A landlord who has taken care to select a tenant by proper referencing and verification of suitability is unlikely to allow that chosen tenant to sub-let (assign or transfer the tenancy) to another, without the landlord’s permission. In the past, tenancy agreements always tended to prohibit subletting or assignment.
Now, standard terms in residential tenancy agreements are subject to the Consumer Rights Act 2015. The Office of Fair Trading (as they were at the time) had previously issued guidance to the effect that absolute prohibitions on assignment and sub-letting could be considered unfair and, therefore, void in terms of the legislation. However, a model agreement recently produced by the Government prohibits absolutely sub-letting or assignment as one of it’s terms.
Landlords wishing to retain a degree of control over assignment and sub-letting are advised as a minimum to ensure that the tenancy agreement allows assignment or sub-letting only upon landlord’s consent (which cannot, by law, be unreasonably withheld). It is unclear whether an absolute prohibition would be regarded as ‘unfair’ or not.

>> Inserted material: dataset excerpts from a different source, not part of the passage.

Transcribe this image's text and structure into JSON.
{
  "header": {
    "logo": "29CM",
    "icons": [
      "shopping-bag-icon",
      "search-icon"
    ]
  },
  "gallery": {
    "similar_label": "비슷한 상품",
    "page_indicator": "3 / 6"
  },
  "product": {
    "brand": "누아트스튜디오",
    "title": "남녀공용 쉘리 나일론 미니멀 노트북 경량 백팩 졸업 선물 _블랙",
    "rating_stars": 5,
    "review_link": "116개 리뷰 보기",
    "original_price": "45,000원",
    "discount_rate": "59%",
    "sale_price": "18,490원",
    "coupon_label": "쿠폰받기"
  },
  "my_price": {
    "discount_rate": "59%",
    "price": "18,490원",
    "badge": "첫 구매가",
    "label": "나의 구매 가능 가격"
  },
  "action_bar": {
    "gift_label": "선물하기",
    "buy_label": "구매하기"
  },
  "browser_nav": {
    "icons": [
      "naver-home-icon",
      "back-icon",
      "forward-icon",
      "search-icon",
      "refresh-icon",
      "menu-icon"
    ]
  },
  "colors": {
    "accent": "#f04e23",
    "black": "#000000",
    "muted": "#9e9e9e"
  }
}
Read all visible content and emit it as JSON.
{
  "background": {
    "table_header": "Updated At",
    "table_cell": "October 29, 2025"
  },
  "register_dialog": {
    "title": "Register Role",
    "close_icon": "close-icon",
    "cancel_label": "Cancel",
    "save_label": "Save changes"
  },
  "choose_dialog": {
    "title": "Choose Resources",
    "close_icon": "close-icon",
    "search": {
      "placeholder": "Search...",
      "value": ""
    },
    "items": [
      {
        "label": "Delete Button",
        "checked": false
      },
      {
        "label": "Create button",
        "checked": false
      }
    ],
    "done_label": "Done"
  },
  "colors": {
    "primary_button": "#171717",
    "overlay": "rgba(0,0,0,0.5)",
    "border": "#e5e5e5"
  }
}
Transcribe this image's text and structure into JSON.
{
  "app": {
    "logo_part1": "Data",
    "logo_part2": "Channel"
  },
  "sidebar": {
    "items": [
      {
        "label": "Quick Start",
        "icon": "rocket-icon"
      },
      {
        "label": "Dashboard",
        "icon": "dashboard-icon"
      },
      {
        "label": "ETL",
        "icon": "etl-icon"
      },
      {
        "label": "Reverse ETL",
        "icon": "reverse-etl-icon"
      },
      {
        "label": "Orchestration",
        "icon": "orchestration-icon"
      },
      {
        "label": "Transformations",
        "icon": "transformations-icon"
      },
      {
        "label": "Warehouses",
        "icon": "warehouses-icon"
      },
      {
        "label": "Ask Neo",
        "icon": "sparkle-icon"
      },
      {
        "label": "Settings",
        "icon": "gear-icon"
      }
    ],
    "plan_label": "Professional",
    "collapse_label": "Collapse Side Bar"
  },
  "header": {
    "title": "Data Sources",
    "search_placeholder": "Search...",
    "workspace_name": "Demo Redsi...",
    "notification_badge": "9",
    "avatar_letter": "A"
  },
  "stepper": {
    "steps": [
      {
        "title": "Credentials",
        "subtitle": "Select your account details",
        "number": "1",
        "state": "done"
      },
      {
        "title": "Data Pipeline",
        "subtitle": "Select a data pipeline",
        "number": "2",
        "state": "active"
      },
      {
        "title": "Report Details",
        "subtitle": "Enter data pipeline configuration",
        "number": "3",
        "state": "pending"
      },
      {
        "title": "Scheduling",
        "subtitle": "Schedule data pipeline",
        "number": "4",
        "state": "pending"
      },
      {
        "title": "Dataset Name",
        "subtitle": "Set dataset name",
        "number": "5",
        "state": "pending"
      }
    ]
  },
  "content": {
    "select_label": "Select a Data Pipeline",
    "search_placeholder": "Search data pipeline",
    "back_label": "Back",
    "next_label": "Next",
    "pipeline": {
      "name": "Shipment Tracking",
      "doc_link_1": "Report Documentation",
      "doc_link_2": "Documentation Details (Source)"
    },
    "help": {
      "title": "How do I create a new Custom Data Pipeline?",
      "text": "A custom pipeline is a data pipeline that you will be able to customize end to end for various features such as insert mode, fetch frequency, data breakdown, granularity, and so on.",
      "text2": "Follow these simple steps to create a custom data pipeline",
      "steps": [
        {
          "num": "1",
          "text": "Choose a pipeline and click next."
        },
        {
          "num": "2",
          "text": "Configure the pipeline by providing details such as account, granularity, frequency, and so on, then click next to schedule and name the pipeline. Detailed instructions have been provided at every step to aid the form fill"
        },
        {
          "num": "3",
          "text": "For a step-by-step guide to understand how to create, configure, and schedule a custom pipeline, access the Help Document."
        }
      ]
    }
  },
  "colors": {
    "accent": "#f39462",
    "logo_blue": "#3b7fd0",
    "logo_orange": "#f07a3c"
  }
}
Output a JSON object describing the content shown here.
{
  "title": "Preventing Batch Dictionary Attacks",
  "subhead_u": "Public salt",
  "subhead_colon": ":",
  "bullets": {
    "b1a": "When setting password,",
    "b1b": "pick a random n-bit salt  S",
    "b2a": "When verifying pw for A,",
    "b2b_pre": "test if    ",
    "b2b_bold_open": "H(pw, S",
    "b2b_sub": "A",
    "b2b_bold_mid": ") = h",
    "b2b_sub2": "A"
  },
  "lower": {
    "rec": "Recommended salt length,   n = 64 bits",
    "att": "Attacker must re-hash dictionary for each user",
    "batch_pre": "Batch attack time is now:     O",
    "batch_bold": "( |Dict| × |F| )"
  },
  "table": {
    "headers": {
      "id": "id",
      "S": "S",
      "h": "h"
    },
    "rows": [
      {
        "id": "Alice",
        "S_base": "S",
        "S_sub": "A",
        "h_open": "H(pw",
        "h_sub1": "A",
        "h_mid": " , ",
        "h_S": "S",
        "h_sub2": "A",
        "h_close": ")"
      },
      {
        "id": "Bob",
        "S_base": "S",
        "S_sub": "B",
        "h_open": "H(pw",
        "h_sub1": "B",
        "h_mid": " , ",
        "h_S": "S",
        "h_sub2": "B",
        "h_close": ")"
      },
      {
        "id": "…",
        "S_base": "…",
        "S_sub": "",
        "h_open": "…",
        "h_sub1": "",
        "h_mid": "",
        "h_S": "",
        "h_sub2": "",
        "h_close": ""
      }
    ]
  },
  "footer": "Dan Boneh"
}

Even if the tenancy agreement does not provide for it, it is suggested that the landlord should always agree to re-let the property to a suitable new tenant, allowing the original tenant to terminate their agreement early if they wish. If the prospective new tenant is considered suitable, and there is only a short period remaining of the original agreement, the landlord might consider offering a longer term to help prevent a void period.
If the tenancy is a contractual periodic tenancy, or a statutory periodic tenancy that has arisen at the end of a fixed term, the tenant cannot by law give the tenancy or sub-let to someone else unless the landlord agrees that he or she can. A periodic tenant can end their tenancy by serving notice to quit.
If the tenant has paid a premium for the property (a lump sum, possibly in addition to a small rental payment or a sum paid as a deposit which is greater than two months rent), the tenant is able to sub-let unless there is a term in the tenancy agreement preventing this.